As a perusal of my archives will reveal, I don’t usually write a great deal about my personal life- for one thing, much of it is fairly boring (not that most of what I’ve blogged is exactly riveting) and many of the bits that are perhaps less boring I have no desire for the world at large to know about. Thus I have only occasionally mentioned going-ons with my family. Today, however, the sorts of issues I tend to blog about and my real life intersected in a particularly strong way, and I felt that I had to write about it- since blogging is, after all, more a catharsis than anything else, at least for me.

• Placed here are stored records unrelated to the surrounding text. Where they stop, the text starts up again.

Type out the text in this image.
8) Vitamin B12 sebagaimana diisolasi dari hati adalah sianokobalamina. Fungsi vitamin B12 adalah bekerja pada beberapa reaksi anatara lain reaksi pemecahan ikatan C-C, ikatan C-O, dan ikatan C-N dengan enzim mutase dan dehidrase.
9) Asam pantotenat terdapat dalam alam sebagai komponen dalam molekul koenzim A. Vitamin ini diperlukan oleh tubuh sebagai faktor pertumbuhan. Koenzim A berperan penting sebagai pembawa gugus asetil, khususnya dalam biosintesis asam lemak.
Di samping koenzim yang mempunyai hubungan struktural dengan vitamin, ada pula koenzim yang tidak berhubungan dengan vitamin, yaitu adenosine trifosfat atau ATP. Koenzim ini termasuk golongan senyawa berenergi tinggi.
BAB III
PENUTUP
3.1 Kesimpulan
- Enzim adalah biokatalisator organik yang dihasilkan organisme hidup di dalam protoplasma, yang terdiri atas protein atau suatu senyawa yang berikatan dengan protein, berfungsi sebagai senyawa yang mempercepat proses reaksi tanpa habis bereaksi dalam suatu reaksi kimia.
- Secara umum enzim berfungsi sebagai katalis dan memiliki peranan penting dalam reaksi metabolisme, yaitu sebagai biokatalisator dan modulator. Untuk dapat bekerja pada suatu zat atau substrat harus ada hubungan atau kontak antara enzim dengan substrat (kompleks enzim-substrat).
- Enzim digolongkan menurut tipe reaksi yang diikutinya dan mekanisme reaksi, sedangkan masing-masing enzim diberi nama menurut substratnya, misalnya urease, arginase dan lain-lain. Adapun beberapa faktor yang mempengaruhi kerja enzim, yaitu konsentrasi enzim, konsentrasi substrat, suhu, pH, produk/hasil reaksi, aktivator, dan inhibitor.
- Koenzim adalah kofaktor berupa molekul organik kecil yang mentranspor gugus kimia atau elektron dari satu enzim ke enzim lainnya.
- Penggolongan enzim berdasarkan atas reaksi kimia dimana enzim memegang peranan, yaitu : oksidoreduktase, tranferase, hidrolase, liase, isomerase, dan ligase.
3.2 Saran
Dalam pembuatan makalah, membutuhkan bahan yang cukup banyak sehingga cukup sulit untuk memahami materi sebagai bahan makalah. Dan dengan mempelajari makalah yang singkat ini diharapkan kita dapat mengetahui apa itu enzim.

My father is a major in the Air National Guard, a chaplain, who has been in the National Guard since I was five- he enlisted around the same time as the first Gulf War. Until a few years ago he was not deployed anywhere, and other than annual two-week training and weekend drills it wasn’t a particular evident or obtrusive part of our lives. After the invasion of Iraq in 2003 everything, as the politicos like to say, changed. He was deployed for four months in 2005 to an Air Force base on Diego Garcia. This year he has been deployed to Balad Air Force Base in Iraq.
We have known he was going to be deployed for a long time, so when we left this morning to drive to Jackson International Airport it didn’t really feel strange or even particularly emotional. We didn’t talk about the war- my dad and I have only ‘discussed’ the war at length a few times, and since we are pretty solidly at loggerheads on it, we haven’t bothered going at the issue for a while. We certainly didn’t talk about it this morning. Instead, we talked about other things, not that. I did try to instruct him in some basic Arabic words in the off chance he runs across some Iraqis at the air base. We discuss my plans to go to Morocco when he gets back, how much I figure it will cost, that sort of thing. We got to the airport and I parked the car while he checked in- a pretty quick process at Jackson International, which is hardly overflowing with traffic most days.
At the little waiting area before the security check we- my immediate family and my grandparents, who had driven down from Louisville- sat around with dad before he had to go through the line. Joseph- he’s ten- decided he would take out his stress by hitting me in the arm repeatedly.
‘Quit! Look, you want to go buy something at Starbucks?’ I had introduced him to the wonders of hot mixed drinks a few days before, and we thought about getting a chai latte, but were discouraged by the almost four dollar price tag, so we went and sat back down. Which meant more kind of staring down at the carpet. We took some photos- ‘Ha dad, the back of your head blends in with the wall!’ We didn’t really talk much. What are you supposed to talk about before seeing someone off to war? Instead you can look at the floor, watch the guys cleaning the space behind the ceiling tiles. Joseph starts hitting me again. I suggest he go hit the potted plant across the room. Dad runs to the bathroom to change- he had just gotten his official issue t-shirts right before we got the airport, military forgot to ship them to his home base. He comes back. He decides he might as well go on through security, there’s no point in us standing around here, staring at the floor not talking about it knowing it’s all happening anyway knowing this whole thing’s not some damn abstract talking point on the television, that it’s right here, no more putting it off. We stand up and go towards the security line.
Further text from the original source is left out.